Rizky menunjuk satu baris.

"Ini celahnya. Salah satu koneksi keluar lewat VPN korporat. Mereka lupa membersihkan header internal."

Nama jaringan muncul.

HG-NET-OPS.

Pak Budi mendekat.

"HG?"

Arya menjawab pelan.

"Hartono Group."

Ruangan menjadi sunyi.

Rizky membuka log kedua.

"Ada upaya autentikasi memakai akun lama: h.wijaya.admin."

Nama Herman Wijaya membuat rahang Bayu mengeras.

"Akun itu sudah dibekukan."

"Sudah," jawab Rizky. "Mereka memakai kredensial lama untuk menguji pintu yang pernah ada. Artinya mereka punya catatan struktur lama perusahaan."

Pak Budi memejamkan mata sejenak.

"Herman."

Arya menatap layar cukup lama. Emosinya naik, tetapi wajahnya tetap datar. Kemarahan yang terlalu cepat hanya memberi musuh suara.

Panel sistem menyala.

【Crisis Analysis Lv.3 aktif】

【Jenis ancaman: Intrusi digital / spionase komersial / potensi pencurian kode】

【Sumber kemungkinan: Jaringan Hartono Group + akses lama Herman Wijaya】

【Tingkat bahaya: Tinggi】

【Saran: Perkuat bukti, jangan membuka seluruh temuan sebelum rantai pelaku lengkap】

Arya menarik napas.

"Rizky, buat tiga lapis."

"Firewall, segmentasi server, rotasi kunci akses?"

"Tambah honeypot."

Mata Rizky menyala.

"Umpan?"

"Buat direktori palsu dengan nama yang cukup menggoda. Product_core_final. Biarkan mereka melihat pintu, lalu rekam semua yang menyentuhnya."

Dimas menelan ludah.

"Kita jebak balik?"

"Kita kumpulkan bukti."

Bayu mengangguk.

"Saya batasi akses gudang simulasi. Semua perangkat demo harus dicek sebelum masuk venue."

"Lakukan."

Pak Budi membuka map.

"Saya juga sarankan laporan awal ke pengacara Ahmad. Kalau nanti perlu masuk ranah hukum, kita sudah punya garis waktu."

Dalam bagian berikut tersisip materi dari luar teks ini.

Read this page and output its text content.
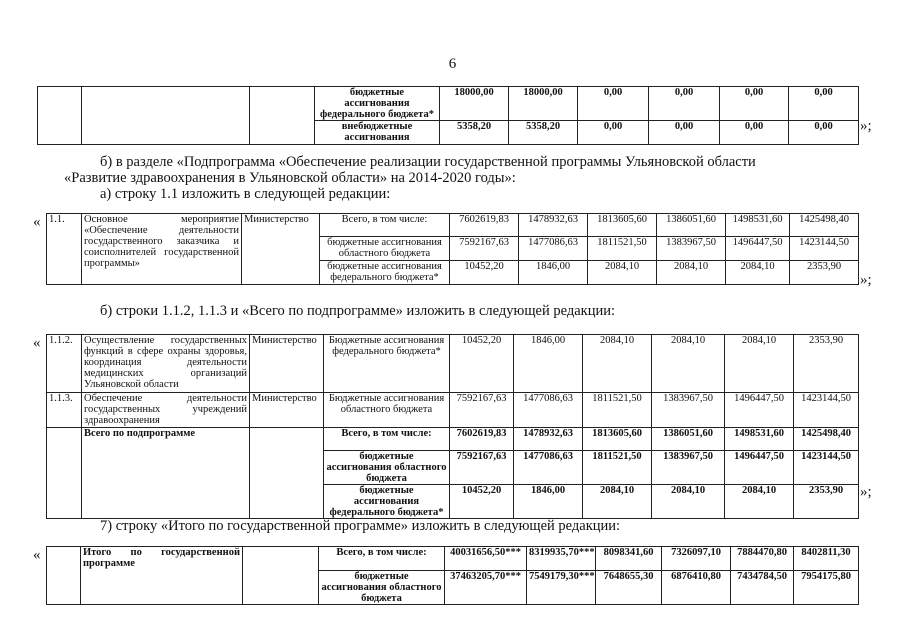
6
			бюджетные ассигнования федерального бюджета*	18000,00	18000,00	0,00	0,00	0,00	0,00
			внебюджетные ассигнования	5358,20	5358,20	0,00	0,00	0,00	0,00 »;
б) в разделе «Подпрограмма «Обеспечение реализации государственной программы Ульяновской области
«Развитие здравоохранения в Ульяновской области» на 2014-2020 годы»:
а) строку 1.1 изложить в следующей редакции:
« 1.1.	Основное мероприятие «Обеспечение деятельности государственного заказчика и соисполнителей государственной программы»	Министерство	Всего, в том числе:	7602619,83	1478932,63	1813605,60	1386051,60	1498531,60	1425498,40
			бюджетные ассигнования областного бюджета	7592167,63	1477086,63	1811521,50	1383967,50	1496447,50	1423144,50
			бюджетные ассигнования федерального бюджета*	10452,20	1846,00	2084,10	2084,10	2084,10	2353,90
»;
б) строки 1.1.2, 1.1.3 и «Всего по подпрограмме» изложить в следующей редакции:
« 1.1.2.	Осуществление государственных функций в сфере охраны здоровья, координация деятельности медицинских организаций Ульяновской области	Министерство	Бюджетные ассигнования федерального бюджета*	10452,20	1846,00	2084,10	2084,10	2084,10	2353,90
1.1.3.	Обеспечение деятельности государственных учреждений здравоохранения	Министерство	Бюджетные ассигнования областного бюджета	7592167,63	1477086,63	1811521,50	1383967,50	1496447,50	1423144,50
	Всего по подпрограмме		Всего, в том числе:	7602619,83	1478932,63	1813605,60	1386051,60	1498531,60	1425498,40
			бюджетные ассигнования областного бюджета	7592167,63	1477086,63	1811521,50	1383967,50	1496447,50	1423144,50
			бюджетные ассигнования федерального бюджета*	10452,20	1846,00	2084,10	2084,10	2084,10	2353,90 »;
7) строку «Итого по государственной программе» изложить в следующей редакции:
«
		Итого по государственной программе		Всего, в том числе:	40031656,50***	8319935,70***	8098341,60	7326097,10	7884470,80	8402811,30
			бюджетные ассигнования областного бюджета	37463205,70***	7549179,30***	7648655,30	6876410,80	7434784,50	7954175,80
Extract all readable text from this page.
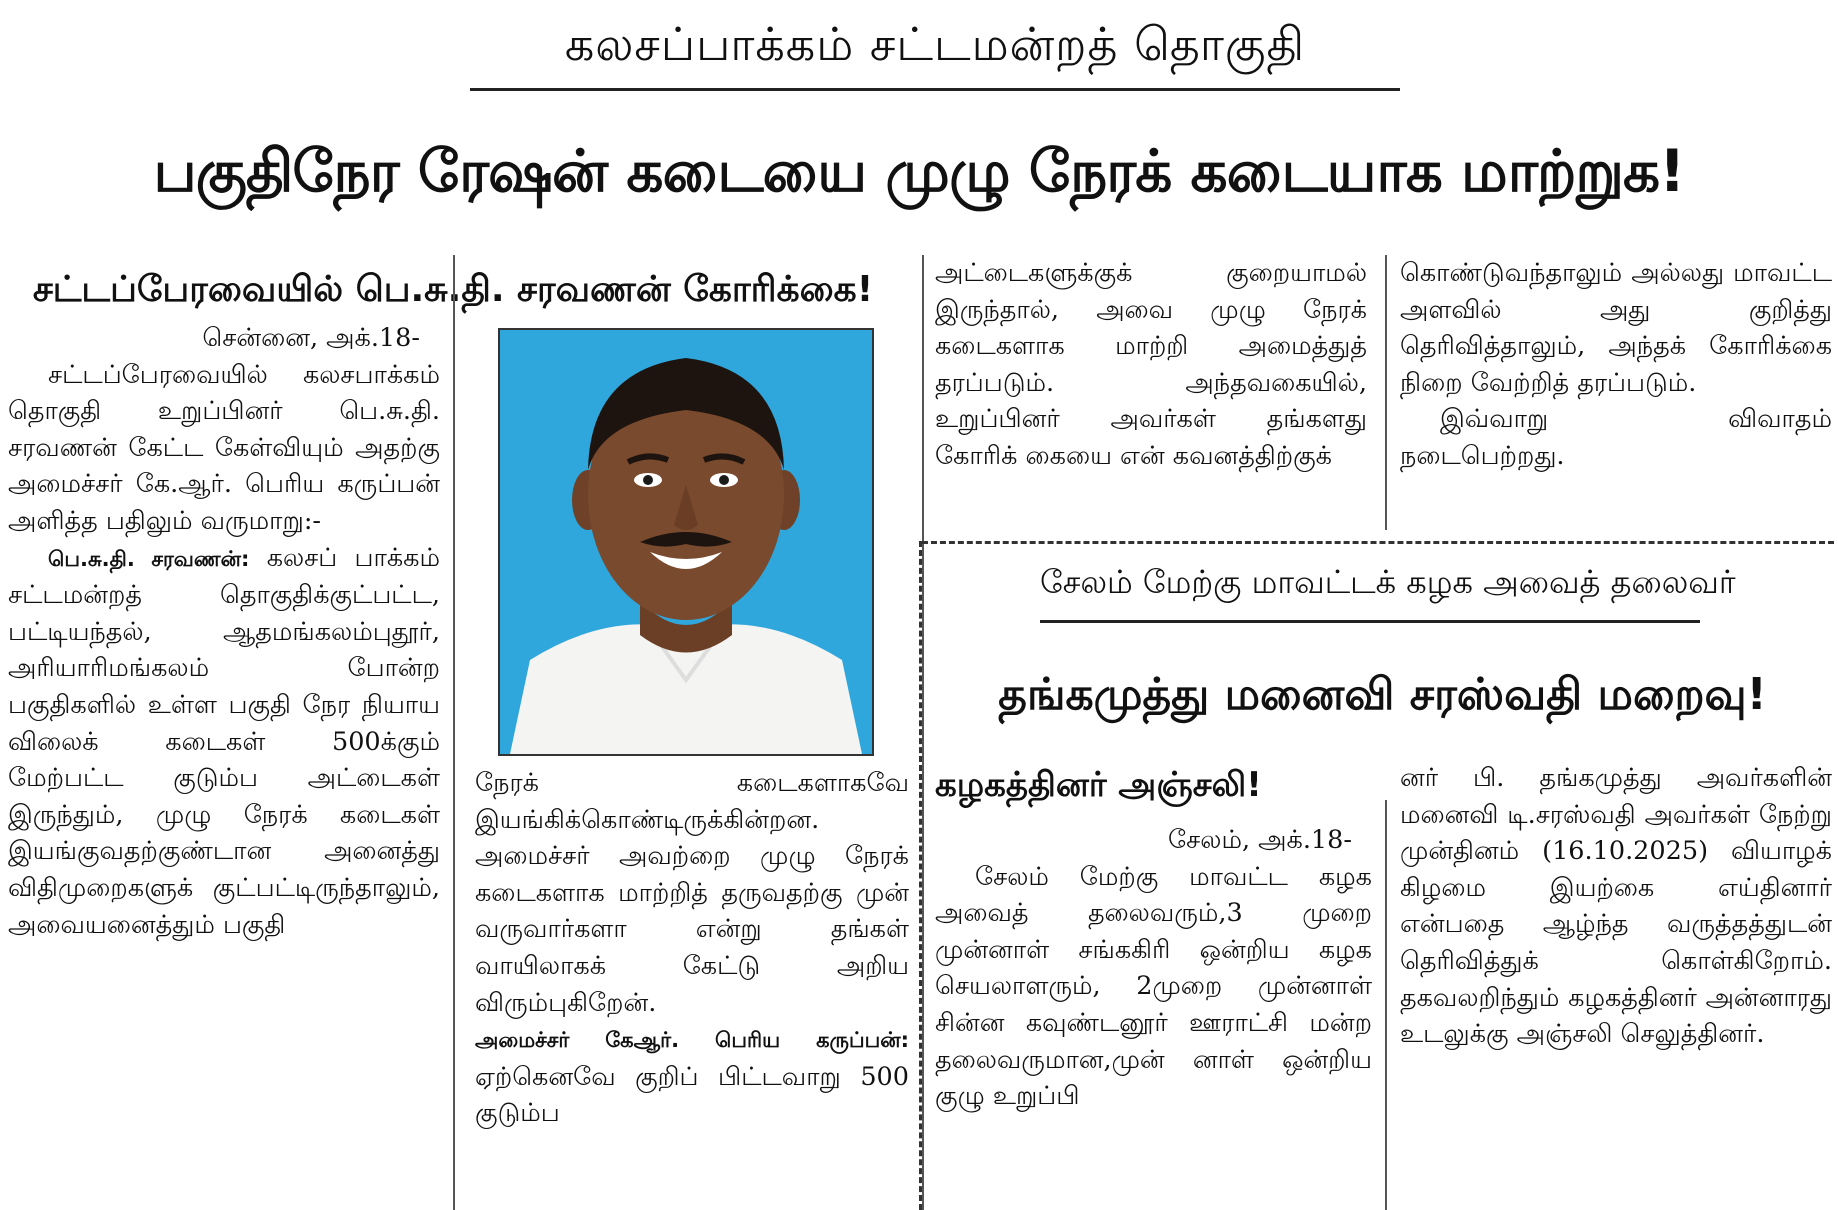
கலசப்பாக்கம் சட்டமன்றத் தொகுதி
பகுதிநேர ரேஷன் கடையை முழு நேரக் கடையாக மாற்றுக!
சட்டப்பேரவையில் பெ.சு.தி. சரவணன் கோரிக்கை!

சென்னை, அக்.18-

சட்டப்பேரவையில் கலசபாக்கம் தொகுதி உறுப்பினர் பெ.சு.தி. சரவணன் கேட்ட கேள்வியும் அதற்கு அமைச்சர் கே.ஆர். பெரிய கருப்பன் அளித்த பதிலும் வருமாறு:-

பெ.சு.தி. சரவணன்: கலசப் பாக்கம் சட்டமன்றத் தொகுதிக்குட்பட்ட, பட்டியந்தல், ஆதமங்கலம்புதூர், அரியாரிமங்கலம் போன்ற பகுதிகளில் உள்ள பகுதி நேர நியாய விலைக் கடைகள் 500க்கும் மேற்பட்ட குடும்ப அட்டைகள் இருந்தும், முழு நேரக் கடைகள் இயங்குவதற்குண்டான அனைத்து விதிமுறைகளுக் குட்பட்டிருந்தாலும், அவையனைத்தும் பகுதி

நேரக் கடைகளாகவே இயங்கிக்கொண்டிருக்கின்றன. அமைச்சர் அவற்றை முழு நேரக் கடைகளாக மாற்றித் தருவதற்கு முன் வருவார்களா என்று தங்கள் வாயிலாகக் கேட்டு அறிய விரும்புகிறேன்.

அமைச்சர் கேஆர். பெரிய கருப்பன்: ஏற்கெனவே குறிப் பிட்டவாறு 500 குடும்ப

அட்டைகளுக்குக் குறையாமல் இருந்தால், அவை முழு நேரக் கடைகளாக மாற்றி அமைத்துத் தரப்படும். அந்தவகையில், உறுப்பினர் அவர்கள் தங்களது கோரிக் கையை என் கவனத்திற்குக்

கொண்டுவந்தாலும் அல்லது மாவட்ட அளவில் அது குறித்து தெரிவித்தாலும், அந்தக் கோரிக்கை நிறை வேற்றித் தரப்படும்.

இவ்வாறு விவாதம் நடைபெற்றது.

சேலம் மேற்கு மாவட்டக் கழக அவைத் தலைவர்
தங்கமுத்து மனைவி சரஸ்வதி மறைவு!
கழகத்தினர் அஞ்சலி!

சேலம், அக்.18-

சேலம் மேற்கு மாவட்ட கழக அவைத் தலைவரும்,3 முறை முன்னாள் சங்ககிரி ஒன்றிய கழக செயலாளரும், 2முறை முன்னாள் சின்ன கவுண்டனூர் ஊராட்சி மன்ற தலைவருமான,முன் னாள் ஒன்றிய குழு உறுப்பி

னர் பி. தங்கமுத்து அவர்களின் மனைவி டி.சரஸ்வதி அவர்கள் நேற்று முன்தினம் (16.10.2025) வியாழக் கிழமை இயற்கை எய்தினார் என்பதை ஆழ்ந்த வருத்தத்துடன் தெரிவித்துக் கொள்கிறோம். தகவலறிந்தும் கழகத்தினர் அன்னாரது உடலுக்கு அஞ்சலி செலுத்தினர்.
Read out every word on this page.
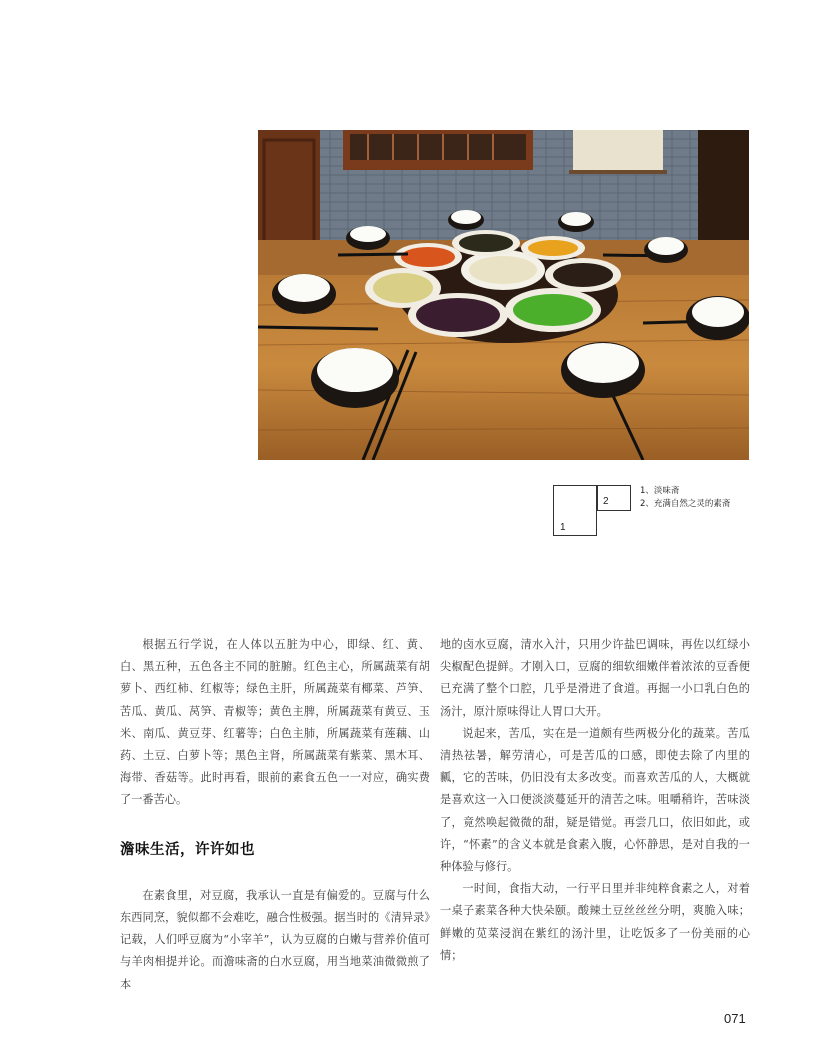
1
2
1、淡味斋
2、充满自然之灵的素斋

根据五行学说，在人体以五脏为中心，即绿、红、黄、白、黑五种，五色各主不同的脏腑。红色主心，所属蔬菜有胡萝卜、西红柿、红椒等；绿色主肝，所属蔬菜有椰菜、芦笋、苦瓜、黄瓜、莴笋、青椒等；黄色主脾，所属蔬菜有黄豆、玉米、南瓜、黄豆芽、红薯等；白色主肺，所属蔬菜有莲藕、山药、土豆、白萝卜等；黑色主肾，所属蔬菜有紫菜、黑木耳、海带、香菇等。此时再看，眼前的素食五色一一对应，确实费了一番苦心。

澹味生活，许许如也

在素食里，对豆腐，我承认一直是有偏爱的。豆腐与什么东西同烹，貌似都不会难吃，融合性极强。据当时的《清异录》记载，人们呼豆腐为“小宰羊”，认为豆腐的白嫩与营养价值可与羊肉相提并论。而澹味斋的白水豆腐，用当地菜油微微煎了本

地的卤水豆腐，清水入汁，只用少许盐巴调味，再佐以红绿小尖椒配色提鲜。才刚入口，豆腐的细软细嫩伴着浓浓的豆香便已充满了整个口腔，几乎是滑进了食道。再掘一小口乳白色的汤汁，原汁原味得让人胃口大开。

说起来，苦瓜，实在是一道颇有些两极分化的蔬菜。苦瓜清热祛暑，解劳清心，可是苦瓜的口感，即使去除了内里的瓤，它的苦味，仍旧没有太多改变。而喜欢苦瓜的人，大概就是喜欢这一入口便淡淡蔓延开的清苦之味。咀嚼稍许，苦味淡了，竟然唤起微微的甜，疑是错觉。再尝几口，依旧如此，或许，“怀素”的含义本就是食素入腹，心怀静思，是对自我的一种体验与修行。

一时间，食指大动，一行平日里并非纯粹食素之人，对着一桌子素菜各种大快朵颐。酸辣土豆丝丝丝分明，爽脆入味；鲜嫩的苋菜浸润在紫红的汤汁里，让吃饭多了一份美丽的心情；

071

"Kirim. Tapi jangan lapor polisi dulu."

Pak Budi menatapnya.

"Pak?"

"Bukti belum cukup untuk menghancurkan rantainya. Kita simpan, perkuat, tunggu mereka masuk lebih dalam."

Rizky mengetik cepat.

"Kalau mereka menyerang saat peluncuran?"

"Maka kita sudah siapkan panggung kedua."

Semua orang menatap Arya.

"Produk tetap diluncurkan," katanya. "Mereka menyerang karena mereka takut kita berhasil. Jadi kita beri mereka alasan lebih banyak untuk takut."

Pukul sebelas siang, ruangan Hartono Group di kawasan elite Surabaya dipenuhi asap cerutu.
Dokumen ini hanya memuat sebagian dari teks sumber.